Back to the… experience. So the Drum Major has us March out on to the field to make our first set... and we wait.. and wait... It is the middle of the day so the sun is beaming down and the band is just on the field doing nothing. My sousaphone is reflecting the suns brightness and heat into my eyes and warming up my uniform, which is already making me sweat profusely. We wait for AT LEAST 5 minutes and still nothing. Think about that: 5 solid minutes of a marching band just standing in place. not playing, not marching; just standing. nothing else is happening. the crowd is starting to get antsy.
THEN all of the sudden, Blige comes jumping over the back wall (Being a small school, our stadium only has one side for the stands, so the opposing side is just a cinder block wall) in a white tuxedo and runs across the field. We are all looking around asking, “what the hell is happening?”. It turns out that he was supposed to be dropped off in the middle of the field by a helicopter... but guess what never showed up...
But wait there's more!
So Blige finally starts the show and what happens? Some of the band managers are running across the field with fire extinguishers to make this yellow fog. You know how fire extinguishers work, right? So we start marching through this fog of suffocating gas and everyone is choking and coughing, not the most conducive atmosphere to play wind instruments. The Mustard Gas finally dissipates and we finish the show.. Did I mention that since it was Homecoming, it was a DAY GAME?! As we are marching off the field, we hear all these explosions.. some big, some small... the crowd is ducking and diving on to the ground thinking that the explosions are gunshots... the band is scattering trying not to get shot for doing this terrible show... The ONLY person not moving or running for their lives is the band director; because he is the one person who knows what is happening. He had fireworks going off...IN THE MIDDLE OF THE DAY!!

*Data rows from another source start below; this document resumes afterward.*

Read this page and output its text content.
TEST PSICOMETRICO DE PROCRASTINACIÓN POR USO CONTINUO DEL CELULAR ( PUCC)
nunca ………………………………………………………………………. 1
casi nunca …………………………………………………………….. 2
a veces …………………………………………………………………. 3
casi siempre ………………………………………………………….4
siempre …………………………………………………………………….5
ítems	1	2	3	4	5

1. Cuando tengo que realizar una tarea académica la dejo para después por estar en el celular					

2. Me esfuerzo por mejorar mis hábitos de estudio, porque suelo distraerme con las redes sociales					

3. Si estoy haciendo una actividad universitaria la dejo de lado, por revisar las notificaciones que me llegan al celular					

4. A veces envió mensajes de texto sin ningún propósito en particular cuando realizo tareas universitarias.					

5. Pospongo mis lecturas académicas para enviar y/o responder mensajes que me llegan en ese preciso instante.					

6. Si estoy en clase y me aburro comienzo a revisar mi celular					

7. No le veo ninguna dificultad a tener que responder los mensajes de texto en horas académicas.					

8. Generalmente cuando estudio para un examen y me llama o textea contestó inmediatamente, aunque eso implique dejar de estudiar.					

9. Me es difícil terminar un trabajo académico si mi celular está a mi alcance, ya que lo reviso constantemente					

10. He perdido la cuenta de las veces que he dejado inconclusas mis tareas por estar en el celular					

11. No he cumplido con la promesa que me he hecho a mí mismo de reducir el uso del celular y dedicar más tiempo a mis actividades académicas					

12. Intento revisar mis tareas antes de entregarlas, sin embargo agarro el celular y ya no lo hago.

Almost all of this could have been avoided if the Drum Major had any power or control to start the show… or if he even knew what was happening. That was the moment I knew I would NEVER be a Drum Major at KSU. I reflected on when I was Drum Major in High School; I had complete control over the field and the show: it was MY band, and MY show. At an HBCU it's still the band director's show. I almost quit the band that day.